A pesquisa de populações indígenas desdobrou-se em sua estada no Canada, ocasião em que foi visiting scholar na Simon Frazer University. Refletindo sobre os limites e as possibilidades da chamada “democracia direta”, Carla assinala que a autonomia dos povos indígenas nas políticas de saúde no Brasil, assim como em outras políticas setoriais, não passava pela construção de uma política de self-government ou de self-administration como a que é praticada no Canadá, evidenciando a violência simbólica que é praticada em relação a eles.
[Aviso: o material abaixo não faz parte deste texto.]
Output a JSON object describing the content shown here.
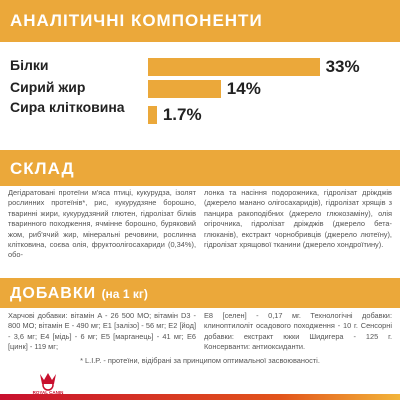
{
  "analysis": {
    "title": "АНАЛІТИЧНІ КОМПОНЕНТИ",
    "items": [
      {
        "name": "Білки",
        "value": 33,
        "value_label": "33%"
      },
      {
        "name": "Сирий жир",
        "value": 14,
        "value_label": "14%"
      },
      {
        "name": "Сира клітковина",
        "value": 1.7,
        "value_label": "1.7%"
      }
    ]
  },
  "composition": {
    "title": "СКЛАД",
    "columns": [
      "Дегідратовані протеїни м'яса птиці, кукурудза, ізолят рослинних протеїнів*, рис, кукурудзяне борошно, тваринні жири, кукурудзяний глютен, гідролізат білків тваринного походження, ячмінне борошно, буряковий жом, риб'ячий жир, мінеральні речовини, рослинна клітковина, соєва олія, фруктоолігосахариди (0,34%), обо-",
      "лонка та насіння подорожника, гідролізат дріжджів (джерело манано олігосахаридів), гідролізат хрящів з панцира ракоподібних (джерело глюкозаміну), олія огірочника, гідролізат дріжджів (джерело бета-глюканів), екстракт чорнобривців (джерело лютеїну), гідролізат хрящової тканини (джерело хондроїтину)."
    ]
  },
  "additives": {
    "title": "ДОБАВКИ",
    "subtitle": "(на 1 кг)",
    "columns": [
      "Харчові добавки: вітамін A - 26 500 МО; вітамін D3 - 800 МО; вітамін E - 490 мг; E1 [залізо] - 56 мг; E2 [йод] - 3,6 мг; E4 [мідь] - 6 мг; E5 [марганець] - 41 мг; E6 [цинк] - 119 мг;",
      "E8 [селен] - 0,17 мг. Технологічні добавки: клиноптилоліт осадового походження - 10 г. Сенсорні добавки: екстракт юкки Шидигера - 125 г. Консерванти: антиоксиданти."
    ]
  },
  "footnote": "* L.I.P. - протеїни, відібрані за принципом оптимальної засвоюваності.",
  "logo": "ROYAL CANIN"
}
Passando à etnografia das instituições, Carla começou a concentrar-se em universos empíricos institucionais do Estado e problemas teóricos que articulavam práticas de poder, valores, emoções e linguagem em ação. Ela então se deu conta de que há um predomínio da etnografia de organizações em detrimento da etnografia dos processos de institucionalização e procura articular estas duas dimensões. Ela coordena uma equipe do IPEA (Instituto de Pesquisa Econômica Aplicada) que elaborou uma autoetnografia de sua instituição. Caracterizava o IPEA como um think tank que seria, ao mesmo tempo, parte das redes políticas e das acadêmicas e que manobra mediações distintas para se inserir em cada uma delas. Nas suas palavras, “sua força parecia advir não de uma ‘cultura organizacional’ coesa ou de uma unidade moral, mas sim do manejo das diferenças por meio do elogio à diversidade e da habilidade em não transformar tensão em confronto ou embate direto, possibilitando que criassem conexões diversas por meio de linguagens científicas e políticas”.
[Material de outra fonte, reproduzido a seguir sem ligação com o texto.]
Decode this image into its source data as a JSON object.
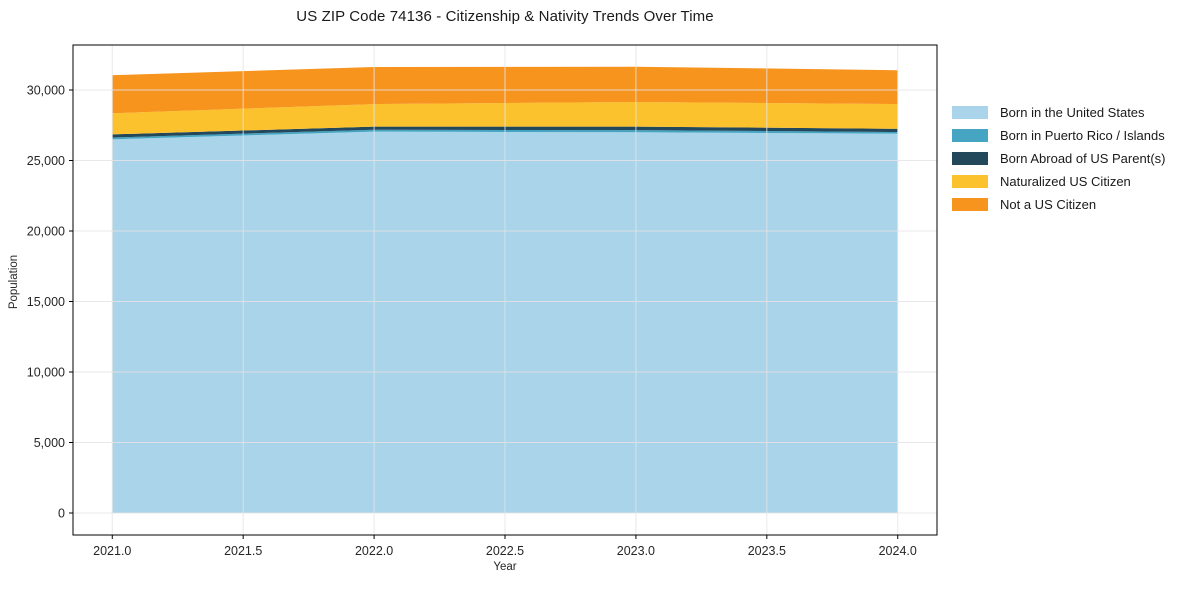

Dando continuidade a esta linha de investigação, Carla construiu um projeto sobre a institucionalização da antropologia em Portugal a partir da recém-criada Associação Portuguesa de Antropologia, tendo como comparação implícita a antropologia no Brasil.
É importante assinalar que Carla não desenvolveu sua rica trajetória sozinha. Ela reconhece que sua trajetória foi construída a várias mãos em diálogo com colegas, estudantes e que as reuniões de pesquisa, a organização de coletâneas e as coautorias de artigos e capítulos de livros foram fundamentais em sua vida acadêmica. Os interesses de pesquisa acabaram aparecendo nos cursos de graduação e pós-graduação em que ela lecionou sozinha e com colegas. Se cresceu individualmente durante seu percurso, ela ao mesmo tempo fez crescer a instituição na qual trabalha e a ciência que pratica. Neste sentido, é fundamental frisar o importante papel que ela tem na Associação Brasileira de Antropologia, da qual foi diretora e atualmente é outra vez secretária-geral. A generosidade em dedicar seu tempo a atividades de associações profissionais mostra como ela pratica esta dádiva.
A trajetória de Carla é um modelo para jovens pesquisadores. Trata-se de uma carreira que se dedicou a juntar a pesquisa etnográfica com preocupações teóricas densas e que mostrou que um itinerário individual pode se articular com projetos coletivos, sendo a dedicação ao desenvolvimento de instituições fundamental para ambos.